Rachel shrugged out of her navy blue blazer and draped it over the arm of the comfortable wing chair before taking a seat in her psychologist’s office. Her first visits to Dr. Stephen Lindquist’s had been awkward and strained and had always ended with her in tears.
That had been in late September, during the first weeks after she’d been rescued by her sister, Sydney, and Sydney’s now husband, Tucker Lawrence. Rachel had been a total wreck then, the panic attacks hitting with excessive regularity and crippling ferocity.
Work was impossible. Sleep deprivation was taking its toll.
Not atypical with her degree of post-traumatic stress, Dr. Lindquist had assured her. His skill and easy manner had quickly won her over, yet she wasn’t making the kind of progress she’d hoped for.
She couldn’t bring herself to talk about her experience in captivity. Couldn’t deal with the fact that if her sister and Tucker had come moments later she would have been burned alive.
Talking or thinking about it brought it all back to life.
Dr. Lindquist settled in his rustic-brown leather chair. “Good to see you, Rachel.”
“Thanks for fitting me in on a Friday afternoon with such short notice,” she said.
“You sounded a bit panicky on the phone.”
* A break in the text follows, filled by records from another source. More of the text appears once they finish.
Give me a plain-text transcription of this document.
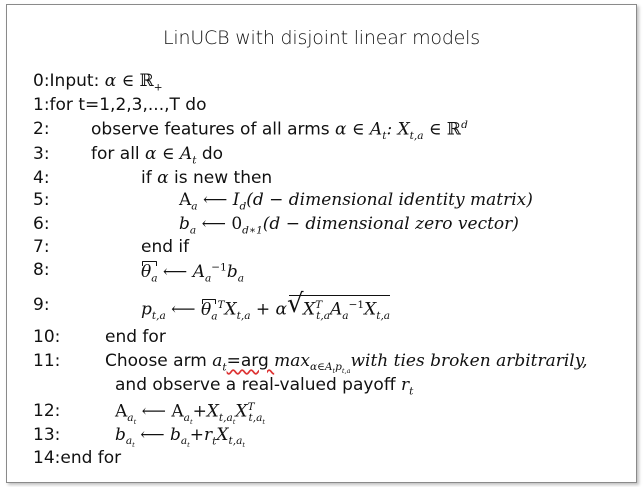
LinUCB with disjoint linear models
0:Input: α ∈ ℝ$_+$
1:for t=1,2,3,...,T do
2: observe features of all arms α ∈ $A_t$: $X_{t,a}$ ∈ ℝ$^d$
3: for all α ∈ $A_t$ do
4:	if α is new then
5:	$A_a$ ⟵ $I_d(d$ − dimensional identity matrix)
6:	$b_a$ ⟵ $0_{d∗1}(d$ − dimensional zero vector)
7:	end if
8:	$\theta_a$ ⟵ $A_a^{-1}b_a$
9:	$p_{t,a}$ ⟵ $\theta_a^TX_{t,a} + \alpha√$ $X^T_{t,a}A_a^{-1}X_{t,a}$
10:	end for
11:	Choose arm $a_t=arg$ $\max_{\alpha\in A_tp_{t,a}}with$ ties broken arbitrarily,
and observe a real-valued payoff $r_t$
12:	$A_{a_t}$ ⟵ $A_{a_t}+X_{t,a_t}X^T_{t,a_t}$
13:	$b_{a_t}$ ⟵ $b_{a_t}+r_tX_{t,a_t}$
14:end for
“I was. I am.” She clasped her hands in her lap. “I had a major meltdown at work this morning.” Her voice cracked. She wrapped her arms around her chest as if that could calm her shattered nerves.
“Take a few deep breaths,” Dr. Lindquist suggested. “There’s no rush. You’re my last appointment for the day. You have me as long as you need me.”
“Thanks, but you may be sorry you offered that.”
“I won’t be. Is it the nightmares again?”
“No, though I still have them from time to time. It’s just that every time I seem to be getting in control of my fears, something happens to send me back into the self-destruction spiral.”
“You’re dealing with a lot. A little backsliding is to be expected. We’ve talked about that.”
“I know. But this is more than a little backsliding. I may have blown my career.”
The doctor crossed an ankle over his knee. “Why don’t you tell me what happened from the beginning?”
“I suppose you’ve heard that Senator Covey’s son, Hayden, has been arrested.”
“No way to miss it. The murder of his ex-girlfriend is dominating the news. I’m sure the senator and his wife are devastated.”
“And desperate. I didn’t know it until this morning, but the senator is a good friend of my boss, Eric Fitch Sr.”